Advanced theoretical concepts
Institute of Bioinformatics, University of Muenster, Muenster, Germany
AIMS
The objective of PROVABES is to go beyond existing
conventional approaches in strengthening the impact of
biomarkers as identified by participants of this consortium. A
large amount of gene expression data contributing to the scope
of this network has already been generated. A database platform
will be established by integrating previous joint research
projects (ENCCA, EuroBoNet, EURO-EWING, TranSaRNet, ASSET).
Integrating these data sets in the current research efforts to
perform combined or re-analyses and using them as a reference,
is essential.
However, data comparison is often not as
easy and straightforward as expected; the established quality
checks and normalisation procedures will give an estimate if a
comparison might be possible. As the focus of this research
proposal is directed towards biomarker validation, the expected
heterogeneity of the data is certainly a challenge. This
underlines the importance of establishing coordinated
experimental designs according to standardised objectives and
SOPs. In high dimensional data collections, the number of
system states erodes meaningful conclusions if data from
different experimental sources are averaged.
WORK PLAN
The biostatistical part is complemented by a
bioinformatics part focussing on exploratory data analysis
strategies (top down) and data integration (bottom up). This
platform part is based on a large portfolio of methods ranging
from sequence analysis, de novo motive search algorithms,
comparative approaches, biomathematical methods in clinical
research, classification algorithms and expression analysis up
to de novo reconstruction of cellular dependency networks
Specifically,
we support the important aspect of defining the characteristics
of the biological network environment around the selected set
of biomarkers. This knowledge essentially adds stability to
diagnostic interpretations and discussions by adding
consistency to complex clinical observations and complex signal
patterns of mid-sized biomarker panels.
In WP1.2, the
bioinformatics team will focus on functional annotation of the
genomic fragments that display copy number alteration (CNA). We
will create a database to store and annotate CNAs detected in
ES patients. The data generated by this project will be
complemented by literature search. The front end of the
database will provide a Graphical User Interface enabling
comments on annotated features by the registered users. The
system will be implemented using PostgreSQL, open source
object-relational database system and series of in house built
scripts to accommodate the project-generated data.

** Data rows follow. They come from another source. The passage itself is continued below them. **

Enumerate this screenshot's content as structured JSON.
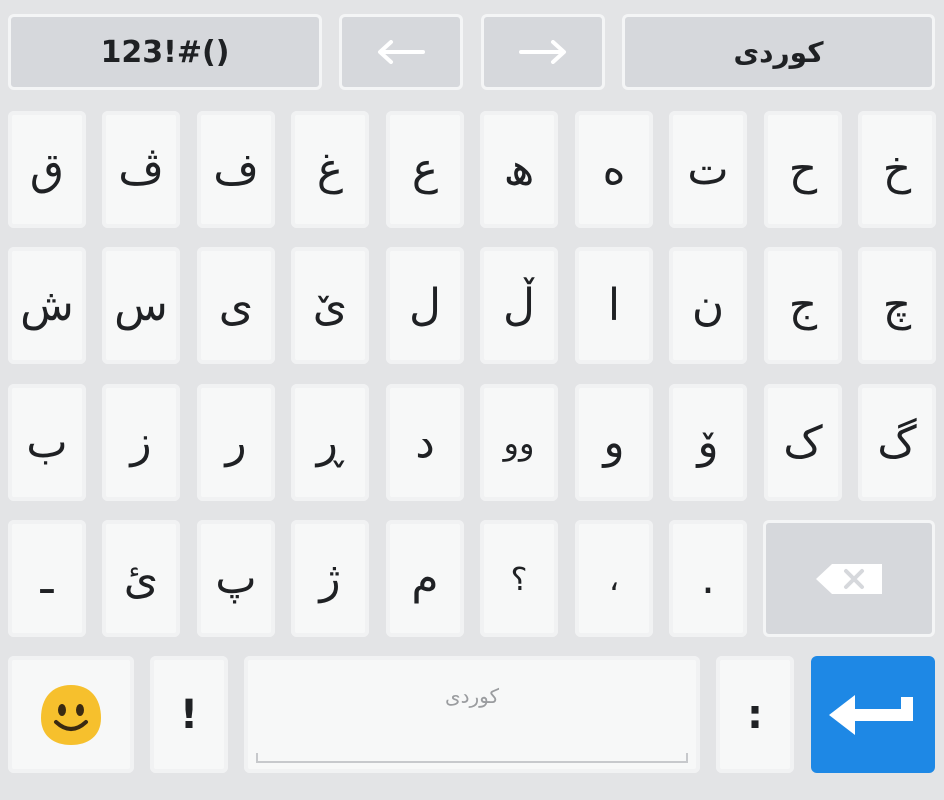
{
  "top_bar": {
    "symbols_label": "123!#()",
    "lang_label": "کوردی",
    "left_arrow_icon": "left-arrow-icon",
    "right_arrow_icon": "right-arrow-icon"
  },
  "rows": [
    [
      "ق",
      "ڤ",
      "ف",
      "غ",
      "ع",
      "ھ",
      "ە",
      "ت",
      "ح",
      "خ"
    ],
    [
      "ش",
      "س",
      "ی",
      "ێ",
      "ل",
      "ڵ",
      "ا",
      "ن",
      "ج",
      "چ"
    ],
    [
      "ب",
      "ز",
      "ر",
      "ڕ",
      "د",
      "وو",
      "و",
      "ۆ",
      "ک",
      "گ"
    ],
    [
      "ـ",
      "ئ",
      "پ",
      "ژ",
      "م",
      "؟",
      "،",
      "."
    ]
  ],
  "bottom_row": {
    "emoji_icon": "smiley-emoji-icon",
    "exclamation_label": "!",
    "space_label": "کوردی",
    "colon_label": ":",
    "enter_icon": "enter-arrow-icon",
    "backspace_icon": "backspace-icon"
  },
  "colors": {
    "background": "#e3e4e6",
    "key": "#f7f8f8",
    "function_key": "#d6d8dc",
    "enter": "#1e88e5",
    "emoji": "#f6c02d"
  }
}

At the
analytical level, we will especially focus on genes known to be
involved in ES. If any of these are discovered in CNA regions,
we will investigate how this affects the cognate network(s).
In
the course of WP1.2, besides a multivariate statistics approach
(together with the biostatistics group) data-based
probabilistic methods can be applied – specifically, resampling
methods following ideas in to differentiate signals and
separate them from noise. Prerequisite is to set up specific
algorithms to unify and integrate the diverse data sources in a
standardised way. Key elements are the weighting and
normalisation procedures to acquire the proposed data
integration. These steps determine the outcome of every
procedure
In WP2, gene and miRNA expression analysis will
be supported by established differential evaluation pipelines
(R, Bioconductor). The network defining approach starts with a
differential miRNA analysis followed by a TargetScan/mRNA data
based miRNA target prediction. Additional procedures are
forming miRNA-target networks. The functional analysis is based
on gene-phenotype approaches and the identification of
discriminative sub-networks and enriched pathways. Further
refinement to predictive miRNA sub-networks can be achieved by
utilising protein interaction data.
WP3 will generate TMA
and protein expression data. Here, we support data analysis by
decipherin correlation-based dependency structures between the
(expressed) biomarkers themselves and supporting factors. The
procedure in its first step is similar to procedures like
Langenfeld et al. [2008] but then hooks on a data-driven
combinatorial algorithm [Korsching et al. 2005, 2013] applying
ideas similar to Patil et al. [2011]. The procedure is suited
for the given number of factors up to 18. More factors might be
included by superimposing more than one factor by applying
certain threshold rules. The given approach exhaustively
analyses the factor panel to find the optimal dependency
structure covered by the data. The qualitative result can
directly be compared with observations described in the
literatur.
EXPLOITATION OF THE RESULTS
This projects is performing
as a consolidation and cross-linking plattform. So a lot of
backbone support to data validation and building of a network
context around highlighted molecular markers will be provided.
The focus on the dependency analysis will further support
proposals to include new or exclude given molecular markers as
well as to define marker panels with a certain specificity.
The
whole applied methodology is not specific for the sarcomas the
PROVABES project is focused on, but the experiences will shape
the evolution of improved analysis concepts and algorithms.